In summary, our study is the first to report that reduced serum calcium levels are associated with the occurrence of SAI in inpatient stroke patients. In the future, if our findings are validated in a larger prospective cohort, serum calcium levels may help select patients who are susceptible to infection.


COPD, chronic obstructive pulmonary disease; CHO, cholesterin; IQR, interquartile range; mRS, modified Rankin Scale; SAI, stroke-associated infection; SAP, stroke-associated pneumonia; FPG, Fasting blood sugar; HDL-C, high density lipoprotein cholesterol; LDL-C, low density lipoprotein cholesterol; FFA, free fatty acid; NIHSS, National Institutes of Health Stroke Scale; OR, odds ratio; TC, triglyceride; WBC, white blood cell; UTI, urinary tract infection.

Data Sharing Statement

The data and R codes that was used to generate the results can be made available upon request from the corresponding author.

Ethics Approval and Informed Consent

This study complies with the Declaration of Helsinki and was approved by the LiShui Central Hospital Ethics Committee (No. 172 of 2020). All participants provided written informed consent forms when they registered for the current study.
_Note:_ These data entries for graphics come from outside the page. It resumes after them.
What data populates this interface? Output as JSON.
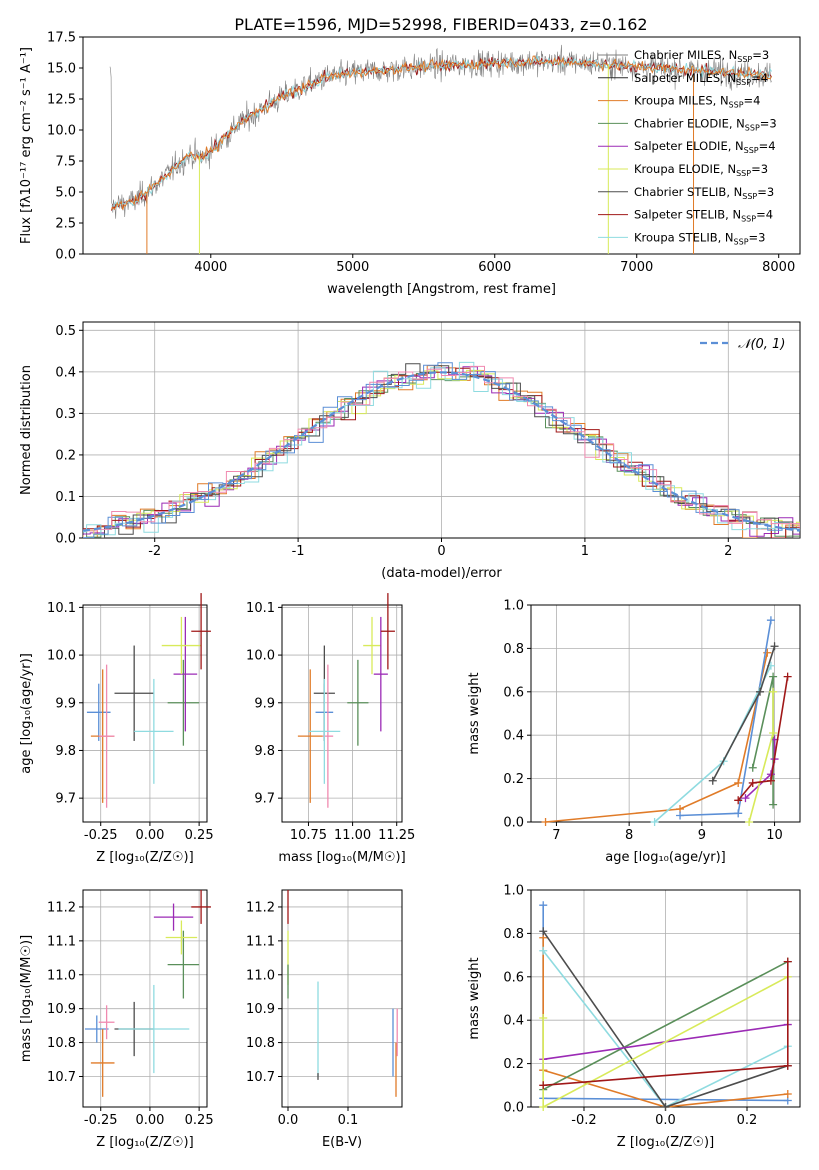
{
  "figure": {
    "title": "PLATE=1596, MJD=52998, FIBERID=0433, z=0.162"
  },
  "colors": {
    "chabrier_miles": "#808080",
    "salpeter_miles": "#2b2b2b",
    "kroupa_miles": "#e07b28",
    "chabrier_elodie": "#5a8f5a",
    "salpeter_elodie": "#9b2ab5",
    "kroupa_elodie": "#d8ea5a",
    "chabrier_stelib": "#4d4d4d",
    "salpeter_stelib": "#a01818",
    "kroupa_stelib": "#8fdbe0",
    "gauss": "#5b8fd6",
    "blue": "#5b8fd6",
    "pink": "#f08ab0",
    "grid": "#b0b0b0"
  },
  "chart_data": [
    {
      "id": "spectrum",
      "type": "line",
      "title": "PLATE=1596, MJD=52998, FIBERID=0433, z=0.162",
      "xlabel": "wavelength [Angstrom, rest frame]",
      "ylabel": "Flux [fλ10⁻¹⁷ erg cm⁻² s⁻¹ A⁻¹]",
      "xlim": [
        3100,
        8150
      ],
      "ylim": [
        0,
        17.5
      ],
      "xticks": [
        4000,
        5000,
        6000,
        7000,
        8000
      ],
      "yticks": [
        0.0,
        2.5,
        5.0,
        7.5,
        10.0,
        12.5,
        15.0,
        17.5
      ],
      "grid": false,
      "legend_position": "right",
      "continuum": {
        "x": [
          3300,
          3450,
          3550,
          3700,
          3850,
          3950,
          4050,
          4200,
          4400,
          4600,
          4800,
          5000,
          5200,
          5400,
          5600,
          5800,
          6000,
          6200,
          6500,
          6800,
          7000,
          7300,
          7600,
          7900
        ],
        "y": [
          3.8,
          4.2,
          5.0,
          6.5,
          8.0,
          7.8,
          8.8,
          10.5,
          12.0,
          13.2,
          14.2,
          14.6,
          14.8,
          15.0,
          15.2,
          15.3,
          15.4,
          15.5,
          15.5,
          15.3,
          15.1,
          14.9,
          14.7,
          14.4
        ]
      },
      "series": [
        {
          "name": "Chabrier MILES, N_SSP=3",
          "legend": "Chabrier MILES, N",
          "n": "=3",
          "color_key": "chabrier_miles"
        },
        {
          "name": "Salpeter MILES, N_SSP=4",
          "legend": "Salpeter MILES, N",
          "n": "=4",
          "color_key": "salpeter_miles"
        },
        {
          "name": "Kroupa MILES, N_SSP=4",
          "legend": "Kroupa MILES, N",
          "n": "=4",
          "color_key": "kroupa_miles"
        },
        {
          "name": "Chabrier ELODIE, N_SSP=3",
          "legend": "Chabrier ELODIE, N",
          "n": "=3",
          "color_key": "chabrier_elodie"
        },
        {
          "name": "Salpeter ELODIE, N_SSP=4",
          "legend": "Salpeter ELODIE, N",
          "n": "=4",
          "color_key": "salpeter_elodie"
        },
        {
          "name": "Kroupa ELODIE, N_SSP=3",
          "legend": "Kroupa ELODIE, N",
          "n": "=3",
          "color_key": "kroupa_elodie"
        },
        {
          "name": "Chabrier STELIB, N_SSP=3",
          "legend": "Chabrier STELIB, N",
          "n": "=3",
          "color_key": "chabrier_stelib"
        },
        {
          "name": "Salpeter STELIB, N_SSP=4",
          "legend": "Salpeter STELIB, N",
          "n": "=4",
          "color_key": "salpeter_stelib"
        },
        {
          "name": "Kroupa STELIB, N_SSP=3",
          "legend": "Kroupa STELIB, N",
          "n": "=3",
          "color_key": "kroupa_stelib"
        }
      ],
      "legend_sub": "SSP"
    },
    {
      "id": "residuals",
      "type": "line",
      "xlabel": "(data-model)/error",
      "ylabel": "Normed distribution",
      "xlim": [
        -2.5,
        2.5
      ],
      "ylim": [
        0,
        0.52
      ],
      "xticks": [
        -2,
        -1,
        0,
        1,
        2
      ],
      "yticks": [
        0.0,
        0.1,
        0.2,
        0.3,
        0.4,
        0.5
      ],
      "grid": true,
      "legend": {
        "name": "𝒩(0, 1)",
        "position": "top-right"
      }
    },
    {
      "id": "age_vs_Z",
      "type": "scatter",
      "xlabel": "Z [log₁₀(Z/Z☉)]",
      "ylabel": "age  [log₁₀(age/yr)]",
      "xlim": [
        -0.34,
        0.29
      ],
      "ylim": [
        9.65,
        10.105
      ],
      "xticks": [
        -0.25,
        0.0,
        0.25
      ],
      "yticks": [
        9.7,
        9.8,
        9.9,
        10.0,
        10.1
      ],
      "grid": true,
      "points": [
        {
          "color_key": "blue",
          "x": -0.26,
          "y": 9.88,
          "xerr": 0.06,
          "yerr": 0.06
        },
        {
          "color_key": "kroupa_miles",
          "x": -0.24,
          "y": 9.83,
          "xerr": 0.06,
          "yerr": 0.14
        },
        {
          "color_key": "pink",
          "x": -0.22,
          "y": 9.83,
          "xerr": 0.04,
          "yerr": 0.15
        },
        {
          "color_key": "chabrier_stelib",
          "x": -0.08,
          "y": 9.92,
          "xerr": 0.1,
          "yerr": 0.1
        },
        {
          "color_key": "kroupa_stelib",
          "x": 0.02,
          "y": 9.84,
          "xerr": 0.1,
          "yerr": 0.11
        },
        {
          "color_key": "chabrier_elodie",
          "x": 0.17,
          "y": 9.9,
          "xerr": 0.08,
          "yerr": 0.09
        },
        {
          "color_key": "salpeter_elodie",
          "x": 0.18,
          "y": 9.96,
          "xerr": 0.06,
          "yerr": 0.12
        },
        {
          "color_key": "kroupa_elodie",
          "x": 0.16,
          "y": 10.02,
          "xerr": 0.1,
          "yerr": 0.06
        },
        {
          "color_key": "salpeter_stelib",
          "x": 0.26,
          "y": 10.05,
          "xerr": 0.05,
          "yerr": 0.08
        }
      ]
    },
    {
      "id": "age_vs_mass",
      "type": "scatter",
      "xlabel": "mass [log₁₀(M/M☉)]",
      "xlim": [
        10.6,
        11.28
      ],
      "ylim": [
        9.65,
        10.105
      ],
      "xticks": [
        10.75,
        11.0,
        11.25
      ],
      "yticks": [
        9.7,
        9.8,
        9.9,
        10.0,
        10.1
      ],
      "grid": true,
      "points": [
        {
          "color_key": "kroupa_miles",
          "x": 10.76,
          "y": 9.83,
          "xerr": 0.07,
          "yerr": 0.14
        },
        {
          "color_key": "blue",
          "x": 10.84,
          "y": 9.88,
          "xerr": 0.05,
          "yerr": 0.06
        },
        {
          "color_key": "chabrier_stelib",
          "x": 10.84,
          "y": 9.92,
          "xerr": 0.06,
          "yerr": 0.1
        },
        {
          "color_key": "pink",
          "x": 10.86,
          "y": 9.83,
          "xerr": 0.03,
          "yerr": 0.15
        },
        {
          "color_key": "kroupa_stelib",
          "x": 10.84,
          "y": 9.84,
          "xerr": 0.09,
          "yerr": 0.11
        },
        {
          "color_key": "chabrier_elodie",
          "x": 11.03,
          "y": 9.9,
          "xerr": 0.06,
          "yerr": 0.09
        },
        {
          "color_key": "kroupa_elodie",
          "x": 11.11,
          "y": 10.02,
          "xerr": 0.05,
          "yerr": 0.06
        },
        {
          "color_key": "salpeter_elodie",
          "x": 11.16,
          "y": 9.96,
          "xerr": 0.04,
          "yerr": 0.12
        },
        {
          "color_key": "salpeter_stelib",
          "x": 11.2,
          "y": 10.05,
          "xerr": 0.04,
          "yerr": 0.08
        }
      ]
    },
    {
      "id": "weight_vs_age",
      "type": "line",
      "xlabel": "age  [log₁₀(age/yr)]",
      "ylabel": "mass weight",
      "xlim": [
        6.65,
        10.35
      ],
      "ylim": [
        0,
        1.0
      ],
      "xticks": [
        7,
        8,
        9,
        10
      ],
      "yticks": [
        0.0,
        0.2,
        0.4,
        0.6,
        0.8,
        1.0
      ],
      "grid": true,
      "series": [
        {
          "color_key": "kroupa_miles",
          "x": [
            6.85,
            8.7,
            9.5,
            9.9
          ],
          "y": [
            0.0,
            0.06,
            0.18,
            0.78
          ]
        },
        {
          "color_key": "blue",
          "x": [
            8.7,
            9.5,
            9.95
          ],
          "y": [
            0.03,
            0.04,
            0.93
          ]
        },
        {
          "color_key": "kroupa_stelib",
          "x": [
            8.35,
            9.3,
            9.95
          ],
          "y": [
            0.0,
            0.28,
            0.72
          ]
        },
        {
          "color_key": "chabrier_stelib",
          "x": [
            9.15,
            9.8,
            10.0
          ],
          "y": [
            0.19,
            0.6,
            0.81
          ]
        },
        {
          "color_key": "chabrier_elodie",
          "x": [
            9.7,
            9.98,
            9.98
          ],
          "y": [
            0.25,
            0.67,
            0.08
          ]
        },
        {
          "color_key": "salpeter_elodie",
          "x": [
            9.6,
            9.95,
            10.0,
            10.0
          ],
          "y": [
            0.11,
            0.22,
            0.29,
            0.38
          ]
        },
        {
          "color_key": "kroupa_elodie",
          "x": [
            9.65,
            9.98,
            9.98
          ],
          "y": [
            0.0,
            0.41,
            0.6
          ]
        },
        {
          "color_key": "salpeter_stelib",
          "x": [
            9.5,
            9.7,
            9.95,
            10.18
          ],
          "y": [
            0.1,
            0.18,
            0.19,
            0.67
          ]
        }
      ]
    },
    {
      "id": "mass_vs_Z",
      "type": "scatter",
      "xlabel": "Z [log₁₀(Z/Z☉)]",
      "ylabel": "mass [log₁₀(M/M☉)]",
      "xlim": [
        -0.34,
        0.29
      ],
      "ylim": [
        10.61,
        11.25
      ],
      "xticks": [
        -0.25,
        0.0,
        0.25
      ],
      "yticks": [
        10.7,
        10.8,
        10.9,
        11.0,
        11.1,
        11.2
      ],
      "grid": true,
      "points": [
        {
          "color_key": "blue",
          "x": -0.27,
          "y": 10.84,
          "xerr": 0.06,
          "yerr": 0.04
        },
        {
          "color_key": "kroupa_miles",
          "x": -0.24,
          "y": 10.74,
          "xerr": 0.06,
          "yerr": 0.1
        },
        {
          "color_key": "pink",
          "x": -0.22,
          "y": 10.86,
          "xerr": 0.04,
          "yerr": 0.05
        },
        {
          "color_key": "chabrier_stelib",
          "x": -0.08,
          "y": 10.84,
          "xerr": 0.1,
          "yerr": 0.08
        },
        {
          "color_key": "kroupa_stelib",
          "x": 0.02,
          "y": 10.84,
          "xerr": 0.18,
          "yerr": 0.13
        },
        {
          "color_key": "chabrier_elodie",
          "x": 0.17,
          "y": 11.03,
          "xerr": 0.08,
          "yerr": 0.1
        },
        {
          "color_key": "salpeter_elodie",
          "x": 0.12,
          "y": 11.17,
          "xerr": 0.1,
          "yerr": 0.04
        },
        {
          "color_key": "kroupa_elodie",
          "x": 0.16,
          "y": 11.11,
          "xerr": 0.08,
          "yerr": 0.05
        },
        {
          "color_key": "salpeter_stelib",
          "x": 0.26,
          "y": 11.2,
          "xerr": 0.05,
          "yerr": 0.05
        }
      ]
    },
    {
      "id": "mass_vs_EBV",
      "type": "scatter",
      "xlabel": "E(B-V)",
      "xlim": [
        -0.01,
        0.19
      ],
      "ylim": [
        10.61,
        11.25
      ],
      "xticks": [
        0.0,
        0.1
      ],
      "yticks": [
        10.7,
        10.8,
        10.9,
        11.0,
        11.1,
        11.2
      ],
      "grid": true,
      "points": [
        {
          "color_key": "salpeter_stelib",
          "x": 0.0,
          "y": 11.2,
          "xerr": 0.0,
          "yerr": 0.05
        },
        {
          "color_key": "kroupa_elodie",
          "x": 0.0,
          "y": 11.05,
          "xerr": 0.0,
          "yerr": 0.08
        },
        {
          "color_key": "chabrier_elodie",
          "x": 0.0,
          "y": 10.98,
          "xerr": 0.0,
          "yerr": 0.05
        },
        {
          "color_key": "kroupa_stelib",
          "x": 0.05,
          "y": 10.84,
          "xerr": 0.0,
          "yerr": 0.14
        },
        {
          "color_key": "chabrier_stelib",
          "x": 0.05,
          "y": 10.7,
          "xerr": 0.0,
          "yerr": 0.01
        },
        {
          "color_key": "blue",
          "x": 0.175,
          "y": 10.8,
          "xerr": 0.0,
          "yerr": 0.1
        },
        {
          "color_key": "kroupa_miles",
          "x": 0.18,
          "y": 10.72,
          "xerr": 0.0,
          "yerr": 0.08
        },
        {
          "color_key": "pink",
          "x": 0.182,
          "y": 10.83,
          "xerr": 0.0,
          "yerr": 0.07
        }
      ]
    },
    {
      "id": "weight_vs_Z",
      "type": "line",
      "xlabel": "Z [log₁₀(Z/Z☉)]",
      "ylabel": "mass weight",
      "xlim": [
        -0.33,
        0.33
      ],
      "ylim": [
        0,
        1.0
      ],
      "xticks": [
        -0.2,
        0.0,
        0.2
      ],
      "yticks": [
        0.0,
        0.2,
        0.4,
        0.6,
        0.8,
        1.0
      ],
      "grid": true,
      "series": [
        {
          "color_key": "blue",
          "x": [
            -0.3,
            -0.3,
            0.3
          ],
          "y": [
            0.93,
            0.04,
            0.03
          ]
        },
        {
          "color_key": "kroupa_miles",
          "x": [
            -0.3,
            -0.3,
            -0.3,
            0.0,
            0.3
          ],
          "y": [
            0.78,
            0.17,
            0.17,
            0.0,
            0.06
          ]
        },
        {
          "color_key": "kroupa_stelib",
          "x": [
            -0.3,
            0.0,
            0.3
          ],
          "y": [
            0.72,
            0.0,
            0.28
          ]
        },
        {
          "color_key": "chabrier_stelib",
          "x": [
            -0.3,
            0.0,
            0.3
          ],
          "y": [
            0.81,
            0.0,
            0.19
          ]
        },
        {
          "color_key": "chabrier_elodie",
          "x": [
            -0.3,
            0.3
          ],
          "y": [
            0.08,
            0.67
          ]
        },
        {
          "color_key": "salpeter_elodie",
          "x": [
            -0.3,
            0.3
          ],
          "y": [
            0.22,
            0.38
          ]
        },
        {
          "color_key": "kroupa_elodie",
          "x": [
            -0.3,
            -0.3,
            0.3
          ],
          "y": [
            0.41,
            0.0,
            0.6
          ]
        },
        {
          "color_key": "salpeter_stelib",
          "x": [
            -0.3,
            0.3,
            0.3
          ],
          "y": [
            0.1,
            0.19,
            0.67
          ]
        }
      ]
    }
  ]
}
The data that support the findings of this study are available from the corresponding author on reasonable request.

Consent for Publication

We hereby transfer, assign, or otherwise convey all copyright ownership, including any and all rights incidental thereto, exclusively to the journal, in the event that such work is published by the journal.

Author Contributions

All authors made a significant contribution to the work reported, whether that is in the conception, study design, execution, acquisition of data, analysis and interpretation, or in all these areas; took part in drafting, revising or critically reviewing the article; gave final approval of the version to be published; have agreed on the journal to which the article has been submitted; and agree to be accountable for all aspects of the work.


This study was supported by grants from the Zhejiang Medical and Health Science and Technology Program in 2021 (No.2,021,452,054), Training for Innovation Talent Support Program in the Health Commission of Zhejiang Province, China. The funding organization had no role in the study or in the preparation of this report.


The authors report no conflicts of interest in this work.